Rove Isn't the Real Outrage

By Richard Cohen
Thursday, July 14, 2005

If I were a nicer person, I would have some sympathy for Karl Rove. After all, in a town where many of the people, if they're honest about their job titles, would put down "character assassin," Rove merely tried to impugn the bona fides of a Bush administration critic, the former diplomat Joseph Wilson IV. This is what Rove is supposed to do and what he has done for so long. It was only last month, after all, that Rove impugned the sanity and patriotism of all liberals by saying that the terrorist attacks of Sept. 11 produced in them the desire to "offer therapy and understanding for our attackers." This was to political rhetoric what the spitball is to pitching.

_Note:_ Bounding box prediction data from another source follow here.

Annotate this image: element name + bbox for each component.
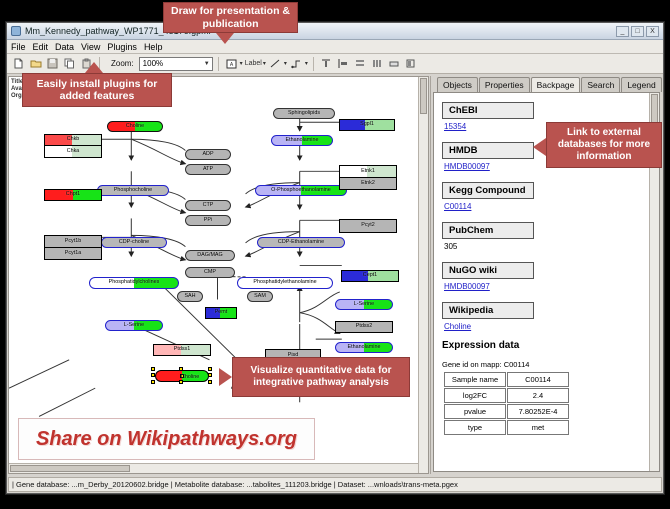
pathway-canvas[interactable]: Title: Availa Organ [8, 76, 429, 474]
callout-visualize: Visualize quantitative data for integrat… [232, 357, 410, 397]
window-controls[interactable]: _ □ X [616, 26, 659, 37]
group-icon[interactable] [387, 56, 402, 71]
node-phosphatidylethanolamine[interactable]: Phosphatidylethanolamine [237, 277, 333, 289]
node-l-serine-left[interactable]: L-Serine [105, 320, 163, 331]
status-bar: | Gene database: ...m_Derby_20120602.bri… [8, 477, 662, 492]
toolbar-separator [218, 57, 219, 71]
menu-edit[interactable]: Edit [33, 42, 49, 52]
chevron-down-icon[interactable]: ▾ [284, 60, 287, 67]
callout-plugins-arrow-icon [85, 62, 103, 73]
order-front-icon[interactable] [404, 56, 419, 71]
screenshot-root: Mm_Kennedy_pathway_WP1771_45176.gpml _ □… [0, 0, 670, 509]
callout-draw-arrow-icon [216, 33, 234, 44]
menu-bar: File Edit Data View Plugins Help [7, 40, 663, 54]
cell-key: Sample name [444, 372, 506, 387]
node-sah[interactable]: SAH [177, 291, 203, 302]
node-phosphocholine[interactable]: Phosphocholine [97, 185, 169, 196]
gene-chkb[interactable]: Chkb [45, 135, 101, 146]
callout-draw: Draw for presentation & publication [163, 2, 298, 33]
node-phosphatidylcholines[interactable]: Phosphatidylcholines [89, 277, 179, 289]
save-icon[interactable] [45, 56, 60, 71]
gene-sgpl1[interactable]: Sgpl1 [339, 119, 395, 131]
menu-plugins[interactable]: Plugins [107, 42, 137, 52]
gene-ptdss1[interactable]: Ptdss1 [153, 344, 211, 356]
line-icon[interactable] [268, 56, 283, 71]
line-tool[interactable]: ▾ [268, 56, 287, 71]
chevron-down-icon[interactable]: ▾ [305, 60, 308, 67]
section-header-nugo: NuGO wiki [442, 262, 534, 279]
cell-key: type [444, 420, 506, 435]
menu-data[interactable]: Data [55, 42, 74, 52]
cell-value: 7.80252E-4 [507, 404, 569, 419]
chevron-down-icon[interactable]: ▾ [240, 60, 243, 67]
node-ethanolamine-bottom[interactable]: Ethanolamine [335, 342, 393, 353]
gene-group-chk[interactable]: Chkb Chka [44, 134, 102, 158]
callout-link-arrow-icon [533, 138, 546, 156]
share-label: Share on Wikipathways.org [36, 428, 297, 451]
canvas-vertical-scrollbar[interactable] [418, 77, 428, 473]
align-top-icon[interactable] [319, 56, 334, 71]
gene-pcyt1a[interactable]: Pcyt1a [45, 248, 101, 259]
node-dag-mag[interactable]: DAG/MAG [185, 250, 235, 261]
callout-share: Share on Wikipathways.org [18, 418, 315, 460]
callout-visualize-arrow-icon [219, 368, 232, 386]
toolbar-separator [313, 57, 314, 71]
distribute-icon[interactable] [370, 56, 385, 71]
expression-table: Sample name C00114 log2FC 2.4 pvalue 7.8… [443, 371, 570, 436]
cell-key: pvalue [444, 404, 506, 419]
stack-icon[interactable] [353, 56, 368, 71]
datanode-icon[interactable]: A [224, 56, 239, 71]
label-tool-caption: Label [245, 60, 262, 67]
node-choline-top[interactable]: Choline [107, 121, 163, 132]
table-row: log2FC 2.4 [444, 388, 569, 403]
close-button[interactable]: X [646, 26, 659, 37]
menu-help[interactable]: Help [144, 42, 163, 52]
datanode-tool[interactable]: A ▾ [224, 56, 243, 71]
callout-plugins: Easily install plugins for added feature… [22, 73, 172, 107]
link-nugo[interactable]: HMDB00097 [444, 282, 651, 291]
gene-id-label: Gene id on mapp: C00114 [442, 360, 651, 369]
cell-value: 2.4 [507, 388, 569, 403]
node-cmp[interactable]: CMP [185, 267, 235, 278]
gene-cept1[interactable]: Cept1 [341, 270, 399, 282]
label-tool[interactable]: Label ▾ [245, 60, 266, 67]
section-header-pubchem: PubChem [442, 222, 534, 239]
node-ctp[interactable]: CTP [185, 200, 231, 211]
section-header-hmdb: HMDB [442, 142, 534, 159]
menu-file[interactable]: File [11, 42, 26, 52]
table-row: pvalue 7.80252E-4 [444, 404, 569, 419]
menu-view[interactable]: View [81, 42, 100, 52]
tab-backpage[interactable]: Backpage [531, 77, 581, 93]
minimize-button[interactable]: _ [616, 26, 629, 37]
table-row: Sample name C00114 [444, 372, 569, 387]
maximize-button[interactable]: □ [631, 26, 644, 37]
title-bar: Mm_Kennedy_pathway_WP1771_45176.gpml _ □… [7, 23, 663, 40]
connector-tool[interactable]: ▾ [289, 56, 308, 71]
cell-value: met [507, 420, 569, 435]
tab-search[interactable]: Search [581, 77, 620, 92]
gene-chka[interactable]: Chka [45, 146, 101, 157]
expression-data-title: Expression data [442, 340, 651, 351]
gene-ptdss2[interactable]: Ptdss2 [335, 321, 393, 333]
node-sphingolipids[interactable]: Sphingolipids [273, 108, 335, 119]
callout-link: Link to external databases for more info… [546, 122, 662, 168]
gene-group-pcyt1[interactable]: Pcyt1b Pcyt1a [44, 235, 102, 260]
tab-legend[interactable]: Legend [621, 77, 661, 92]
chevron-down-icon[interactable]: ▼ [204, 61, 210, 67]
node-atp[interactable]: ATP [185, 164, 231, 175]
node-cdp-ethanolamine[interactable]: CDP-Ethanolamine [257, 237, 345, 248]
tab-objects[interactable]: Objects [437, 77, 478, 92]
scrollbar-thumb[interactable] [420, 78, 427, 114]
gene-chpt1[interactable]: Chpt1 [44, 189, 102, 201]
zoom-value: 100% [143, 59, 163, 68]
app-icon [11, 26, 21, 36]
value-pubchem: 305 [444, 242, 651, 251]
toolbar: Zoom: 100% ▼ A ▾ Label ▾ ▾ [7, 54, 663, 74]
gene-pcyt2[interactable]: Pcyt2 [339, 219, 397, 233]
gene-pemt[interactable]: Pemt [205, 307, 237, 319]
connector-icon[interactable] [289, 56, 304, 71]
new-file-icon[interactable] [11, 56, 26, 71]
sidebar-tabs: Objects Properties Backpage Search Legen… [431, 76, 662, 92]
selection-handles[interactable]: Choline [151, 367, 213, 384]
gene-pcyt1b[interactable]: Pcyt1b [45, 236, 101, 248]
node-l-serine-right[interactable]: L-Serine [335, 299, 393, 310]
zoom-label: Zoom: [111, 59, 134, 68]
gene-etnk1[interactable]: Etnk1 [340, 166, 396, 178]
table-row: type met [444, 420, 569, 435]
zoom-combo[interactable]: 100% ▼ [139, 57, 213, 71]
status-text: | Gene database: ...m_Derby_20120602.bri… [12, 480, 458, 489]
cell-key: log2FC [444, 388, 506, 403]
chevron-down-icon[interactable]: ▾ [263, 60, 266, 67]
node-ppi[interactable]: PPi [185, 215, 231, 226]
cell-value: C00114 [507, 372, 569, 387]
node-adp[interactable]: ADP [185, 149, 231, 160]
align-left-icon[interactable] [336, 56, 351, 71]
open-folder-icon[interactable] [28, 56, 43, 71]
canvas-horizontal-scrollbar[interactable] [9, 463, 418, 473]
section-header-wikipedia: Wikipedia [442, 302, 534, 319]
link-kegg[interactable]: C00114 [444, 202, 651, 211]
section-header-kegg: Kegg Compound [442, 182, 534, 199]
section-header-chebi: ChEBI [442, 102, 534, 119]
node-sam[interactable]: SAM [247, 291, 273, 302]
node-ethanolamine[interactable]: Ethanolamine [271, 135, 333, 146]
gene-group-etnk[interactable]: Etnk1 Etnk2 [339, 165, 397, 190]
gene-etnk2[interactable]: Etnk2 [340, 178, 396, 189]
tab-properties[interactable]: Properties [479, 77, 530, 92]
node-o-phosphoethanolamine[interactable]: O-Phosphoethanolamine [255, 185, 347, 196]
scrollbar-thumb[interactable] [10, 465, 130, 472]
node-cdp-choline[interactable]: CDP-choline [101, 237, 167, 248]
link-wikipedia[interactable]: Choline [444, 322, 651, 331]
copy-icon[interactable] [62, 56, 77, 71]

So I am not predisposed to feel Rove's pain, assuming he has any feeling at all. But I do have to concede that he probably did not set out to expose a CIA operative, the by-now overexposed Valerie Wilson (nee Plame), a specialist in weapons of mass destruction. It was Plame, administration sources told columnist Robert D. Novak and others, who chose her husband to go to Africa to see if Saddam Hussein's Iraq had tried to buy uranium in Niger. He went and later said that he found nothing, but George W. Bush said otherwise in his 2003 State of the Union address. It was supposed to be additional evidence that Iraq had, in the memorable word uttered by Vice President Cheney, "reconstituted" its nuclear weapons program. That, of course, is the real smoking gun in this matter -- the crime, if there is one at all, in what should now be called Karlgate. (It encompasses so much -- the outing of Plame, the jailing of reporter Judith Miller, the moral collapse of the press, the preening of Wilson -- that it sorely needs a moniker.) The inspired exaggeration of the case against Iraq, the hype about weapons of mass destruction and al Qaeda's links to Hussein, makes everything else pale in comparison. It was to protect those lies, those exaggerations, that incredible train wreck of incompetence, ideologically induced optimism and, of course, contempt for the quaint working of the democratic process, that everything else stems from. Wilson was both armed and dangerous. He claimed the truth.

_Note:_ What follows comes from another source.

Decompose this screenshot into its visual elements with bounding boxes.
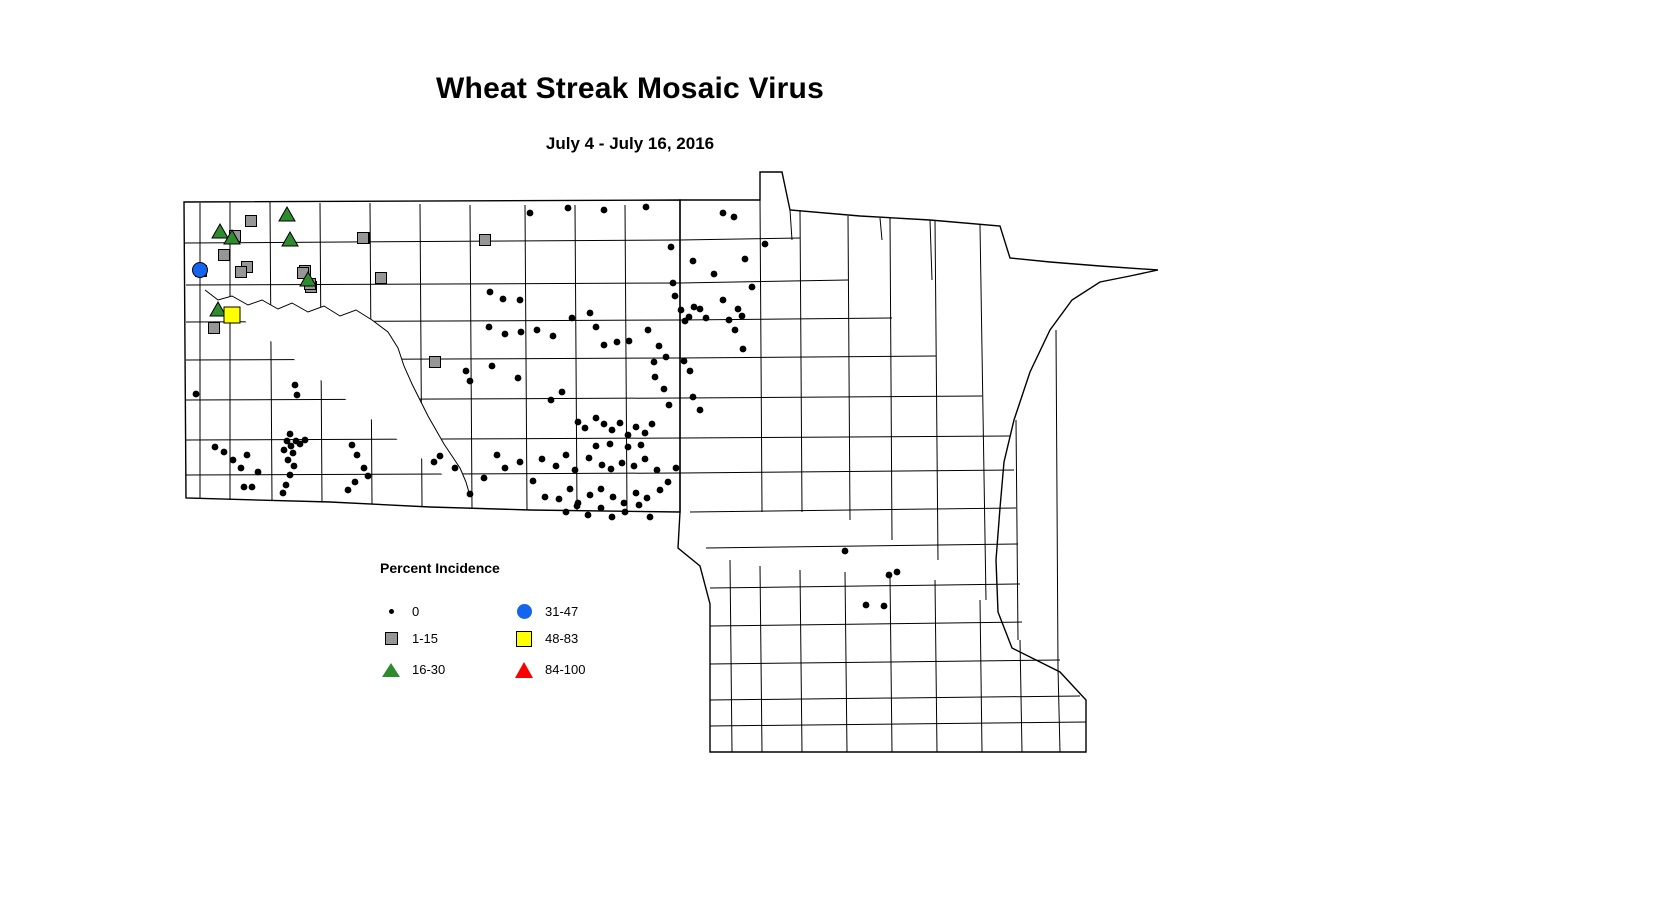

The truth about that truth was contained in a Post story about the leaks. It quoted "a senior administration official" who said that the outing of Plame was "meant purely and simply for revenge." It also said that two -- not one -- "top White House officials" had called "at least six Washington journalists and disclosed the identity and occupation of Wilson's wife." This response might be reprehensible, but it was routine for the town and, particularly, the vindictive Bush White House. What it was not, though, was a crime. The law prohibiting the outing of a CIA agent is so restrictive that it has been applied only once and does not seem to fit this case. I find it hard to believe that Rove or anyone at the White House specifically intended to blow the cover of a CIA agent. Rove is a political opportunist, not a traitor.

Washington loves farce the way Vienna loves the waltz. It once extravagantly inflated a sex act into the impeachment of a president, and it has now reduced the momentous debacle of the Iraq war into a question of what Rove or someone else said to a reporter on the phone. Soon, the question will turn on whether Rove or others actually cited Plame by name and whether the president's oath to fire anyone who identified Plame as a CIA operative applies to someone who just mentioned her job title. It will all depend on what "is" is or, to put it another way, whether Bush will concede that he inhaled.

None of this matters -- not really. The persistent criminalization of politics does no one any good. This is a parody of Clausewitz. He said war is the continuation of politics by other means. Now, we have special prosecutors as the continuation of politics by other means. The New York Times called for one and now, as a result, its own reporter is in jail.

Washington is electrified with the abundant energy of buzz from a scandal -- speculation about Rove, about Bush, about Cheney's aide, Scooter Libby. Who leaked? Who may have lied? How did Novak slip the noose? But the real scandal is the ongoing mess in Iraq, the murder just the other day of innocent children (is there any other kind?) and the false notion that, somehow, taking out Hussein would make us all safer. London gives the lie to that.